Several of the projects initiated in the lab have been tech transferred to product teams. Over the years, we have worked closely with Microsoft’s Big Data teams and helped the teams embrace/contribute to OSS.
As an applied research lab, we work on a wide-range of projects related to analytics at datacenter scale, with a practical bent. Our projects span areas such as, cluster resource management, tiered storage, service analytics, query optimization, and stream processing. (Please see the Projects tab for details about our projects). Several of the systems we have built have been deployed internally at datacenter scale clusters (spanning, hundreds of thousands of machines).
We contribute extensively to open source (in particular, Apache Hadoop). Team members are Hadoop committers, PMC members, and are well respected in the OSS community.
On a personal side, I am broadly interested in building storage and compute infrastructure for datacenter settings. I enjoy building and deploying systems in practice as well as releasing them as open source. In building these systems, my work leverages upon technology trends in datacenter computing.

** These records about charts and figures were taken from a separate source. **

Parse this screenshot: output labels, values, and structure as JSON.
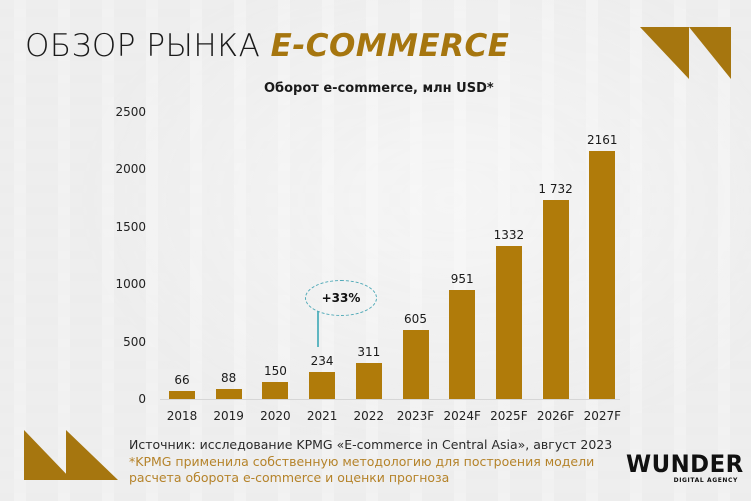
{
  "header": {
    "title_main": "ОБЗОР РЫНКА ",
    "title_accent": "E-COMMERCE"
  },
  "colors": {
    "bar": "#b07b0a",
    "accent": "#a6760f",
    "callout": "#4fa9b7",
    "note": "#b5832a",
    "background": "#ededed"
  },
  "chart_data": {
    "type": "bar",
    "title": "Оборот e-commerce, млн USD*",
    "xlabel": "",
    "ylabel": "",
    "ylim": [
      0,
      2500
    ],
    "yticks": [
      0,
      500,
      1000,
      1500,
      2000,
      2500
    ],
    "grid": false,
    "categories": [
      "2018",
      "2019",
      "2020",
      "2021",
      "2022",
      "2023F",
      "2024F",
      "2025F",
      "2026F",
      "2027F"
    ],
    "values": [
      66,
      88,
      150,
      234,
      311,
      605,
      951,
      1332,
      1732,
      2161
    ],
    "value_labels": [
      "66",
      "88",
      "150",
      "234",
      "311",
      "605",
      "951",
      "1332",
      "1 732",
      "2161"
    ],
    "annotations": [
      {
        "text": "+33%",
        "anchor_category": "2021",
        "style": "dashed-ellipse"
      }
    ]
  },
  "footer": {
    "source": "Источник: исследование KPMG «E-commerce in Central Asia», август 2023",
    "note_line1": "*KPMG применила собственную методологию для построения модели",
    "note_line2": "расчета оборота e-commerce и оценки прогноза"
  },
  "logo": {
    "main": "WUNDER",
    "sub": "DIGITAL AGENCY"
  }
}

Some of the previous systems I have built and released as open source projects are:
Kosmos distributed filesystem: I have designed/implemented/deployed (KFS) to manage PB’s of storage.
Sailfish: I have also designed/implemented Sailfish, a compute infrastructure which improves handling of intermediate data (i.e., “shuffle” phase in a Map-Reduce computation). Our results show that Sailfish can improve job completion times at scale by 20% to 5x.
I also collaborate extensively with colleagues in MSR-Redmond.